Anyway, to validate the concerns a lot of you are having about your surveillance and privacy defenses, it’s important to know that the company running your browser goes on your Patriot Act 2020 “adversary” list. Even though, in this instance, companies like Apple and Google (etc.) are the ones having changes forced on them -- putting them in a position that’s sure to destroy user trust at scale. Engadget reached out to Apple and Google for comment on this matter and did not receive a response by time of publication.
Now, I know some of you are reading and saying, that’s it, I’m just going to use DuckDuckGo from now on, I know for a fact they oppose this and they’ve got my back. DuckDuckGo, a VPN, and a full-body condom ought to do it. Except you’ll need a VPN that already doesn’t cooperate with FISA warrants. It’s possible. Interestingly, NordVPN’s Warrant Canary has strong language stating it has never handed over user data. But to order those body condoms, you still need internet access.
That’s why your internet service provider (ISP) should probably go higher on your Patriot Act 2020 “adversary” list than Big Browser. Last year, the Federal Trade Commission launched an investigation into AT&T, Comcast, Google Fiber, T-Mobile, and Verizon after “T-Mobile, Sprint, and AT&T were selling their mobile customers’ location information to third-party data brokers despite promising not to do so,” according to Ars Technica. And in case you didn’t know the background on it, the EFF proved in court that “Verizon Wireless, Sprint and AT&T [participated] in the NSA’s mass telephone records collection under the Patriot Act.”
(If you want to get into the details of ISPs, DNS, and protecting data in that context, check out what Mozilla is trying to do in The Facts: Mozilla’s DNS over HTTPs)
In infosec lingo, when it comes to Patriot Act 2020, your ISP is an attacker in a privileged position. And right now we depend on the internet for, well, almost our very lives. Lives which require privacy — a human right.

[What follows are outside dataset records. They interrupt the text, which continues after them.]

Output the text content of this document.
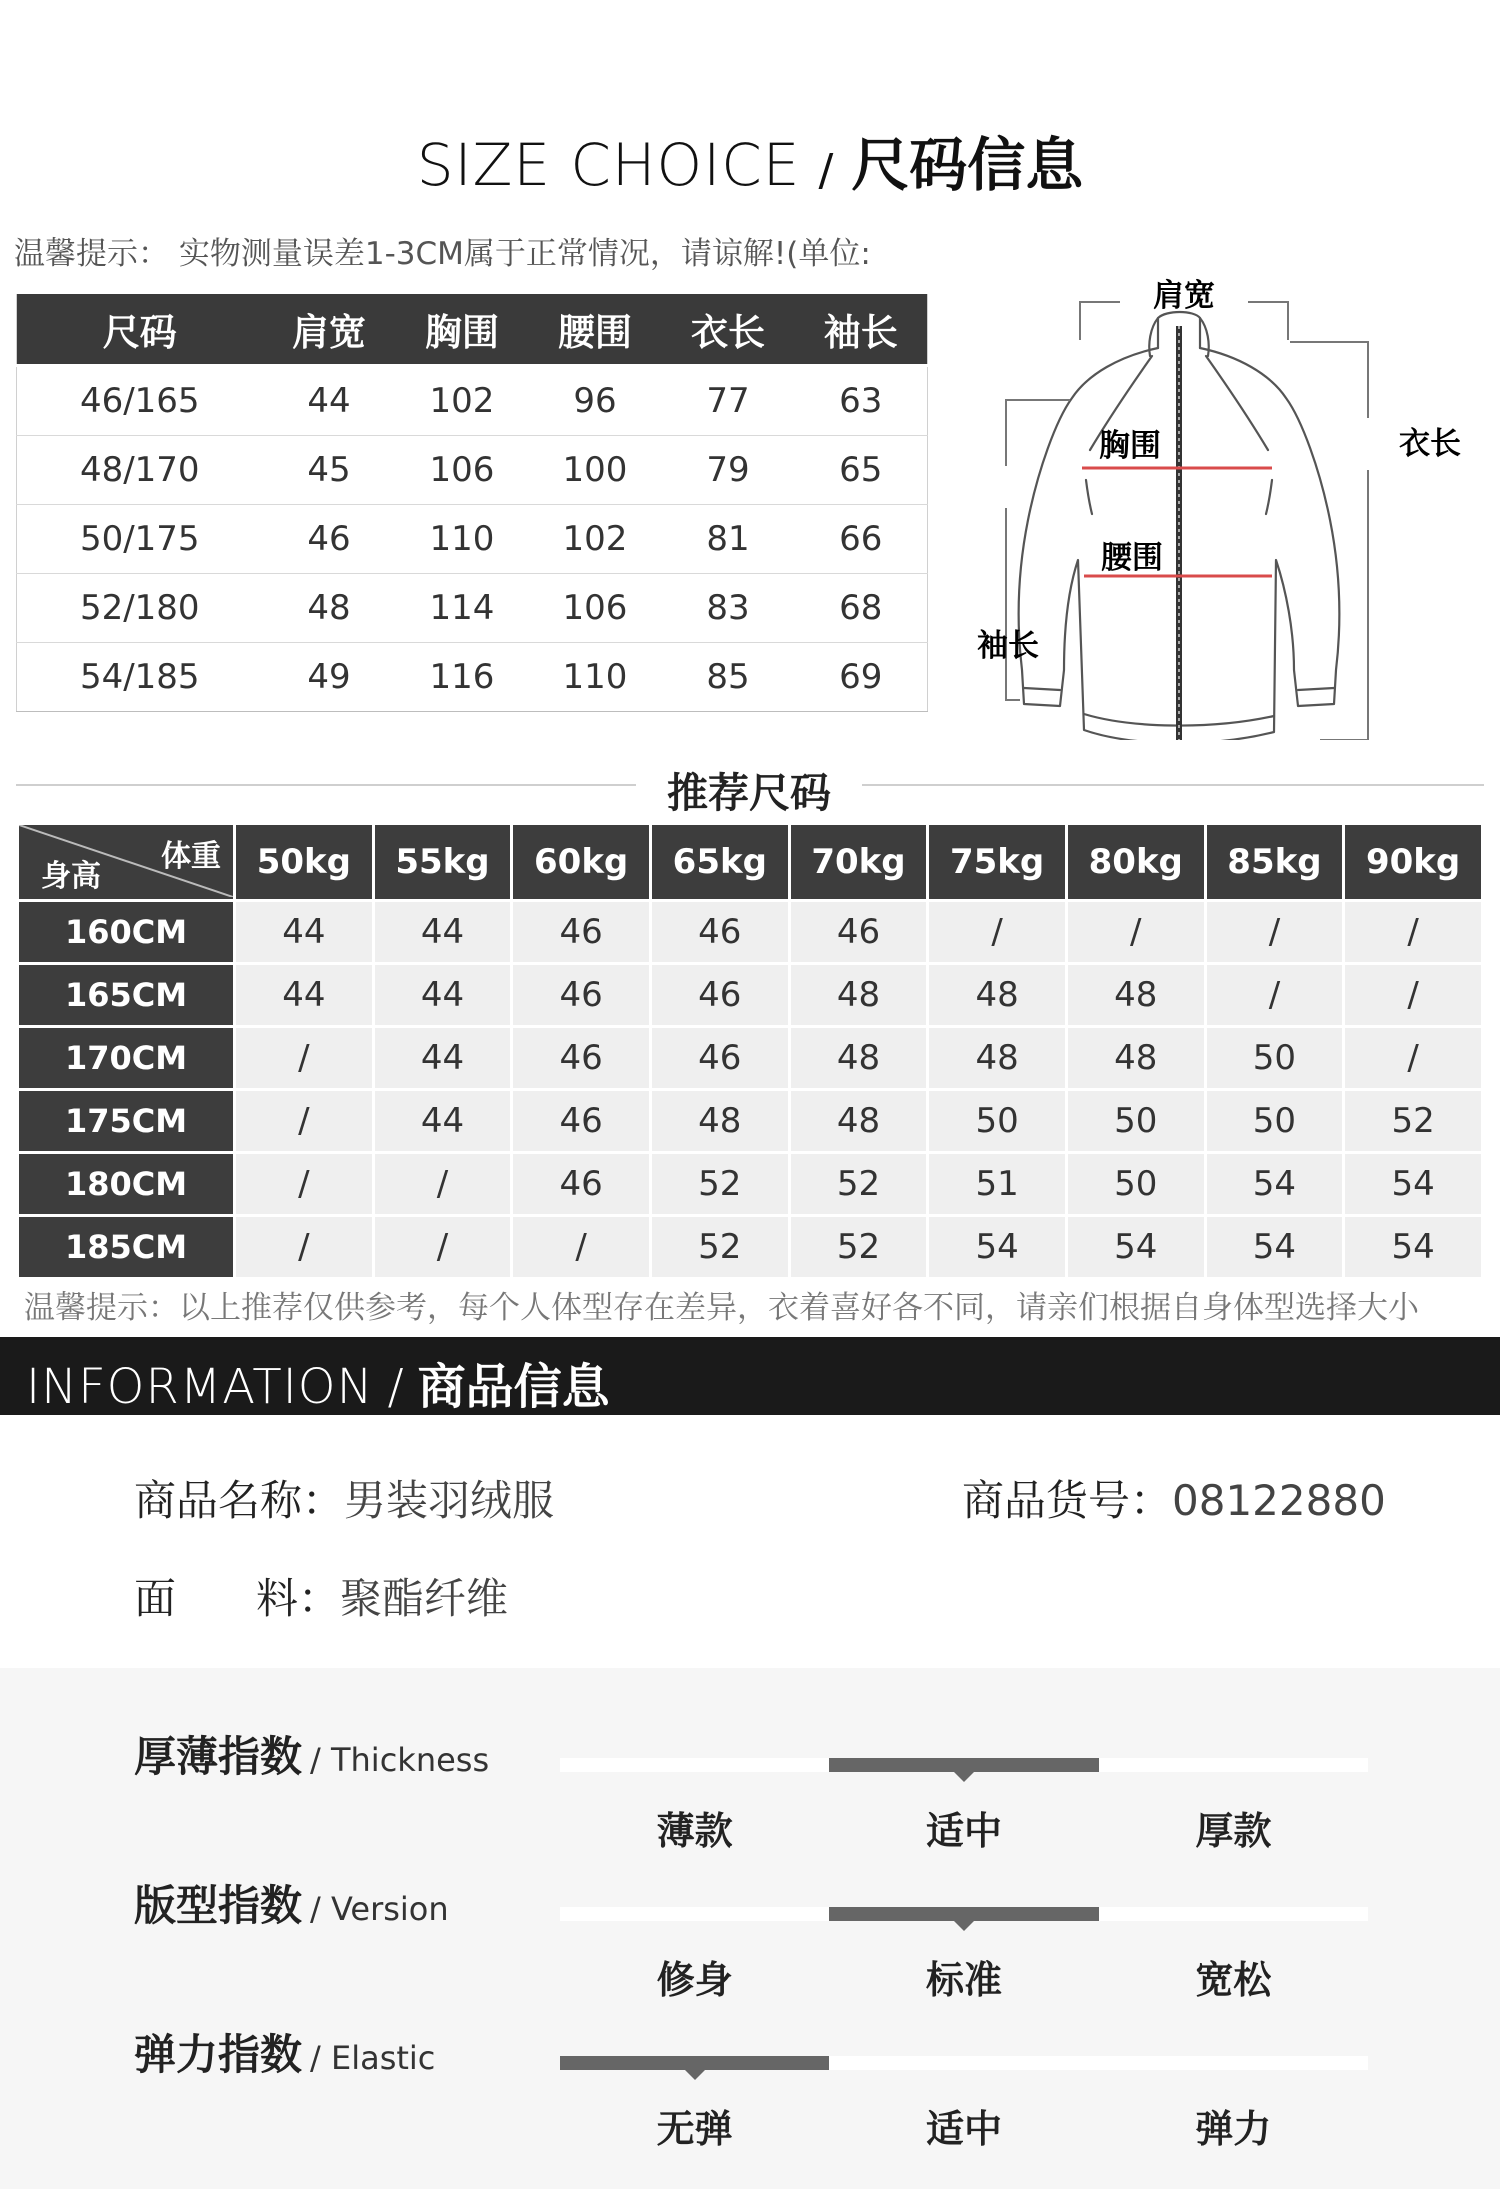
SIZE CHOICE / 尺码信息
温馨提示： 实物测量误差1-3CM属于正常情况，请谅解!(单位:
尺码	肩宽	胸围	腰围	衣长	袖长
46/165	44	102	96	77	63
48/170	45	106	100	79	65
50/175	46	110	102	81	66
52/180	48	114	106	83	68
54/185	49	116	110	85	69
肩宽
衣长
胸围
腰围
袖长
推荐尺码
体重
身高	50kg	55kg	60kg	65kg	70kg	75kg	80kg	85kg	90kg
160CM	44	44	46	46	46	/	/	/	/
165CM	44	44	46	46	48	48	48	/	/
170CM	/	44	46	46	48	48	48	50	/
175CM	/	44	46	48	48	50	50	50	52
180CM	/	/	46	52	52	51	50	54	54
185CM	/	/	/	52	52	54	54	54	54
温馨提示：以上推荐仅供参考，每个人体型存在差异，衣着喜好各不同，请亲们根据自身体型选择大小
INFORMATION / 商品信息
商品名称：男装羽绒服	商品货号：08122880
面 料：聚酯纤维
厚薄指数 / Thickness
薄款	适中	厚款
版型指数 / Version
修身	标准	宽松
弹力指数 / Elastic
无弹	适中	弹力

2020 is many things, and one of those things seems to be an agonizingly long version of the infamous “Leave Britney Alone” video, except it’s us, and we’re at the tear-streaked breaking point over our data privacy. Now that we’re essentially trapped online most of our waking hours, we feel more used, stressed, poked, prodded, extorted, angry, tricked, and helplessly subjected to violations about our data than ever. It’s exhausting at a time when everything seems exhausting.
For now, we can focus on how to control the things we can, like doing privacy self-checks or take inventory of app settings. We get to know tools like VPNs and start to use things that end-to-end encrypt our communications -- we practice doing things that shore up our defenses a bit more than before.
While we do that, we’ll have to flex one of the less popular survival skills -- we wait. The ghastly changes to the Patriot Act, a thing that was already a shambling disaster of failed protections and rights violations, may still face a challenge or two before getting an Oval Office signature. Though even if McConnell’s amendment doesn’t squeak through this time, we now know that lawmakers at the top want an unprecedented, Facebook-level of spying and control over our online lives.
We just thought that trajectory was the stuff of implausible video games and far-out films -- which, turns out, are a lot less entertaining to live through.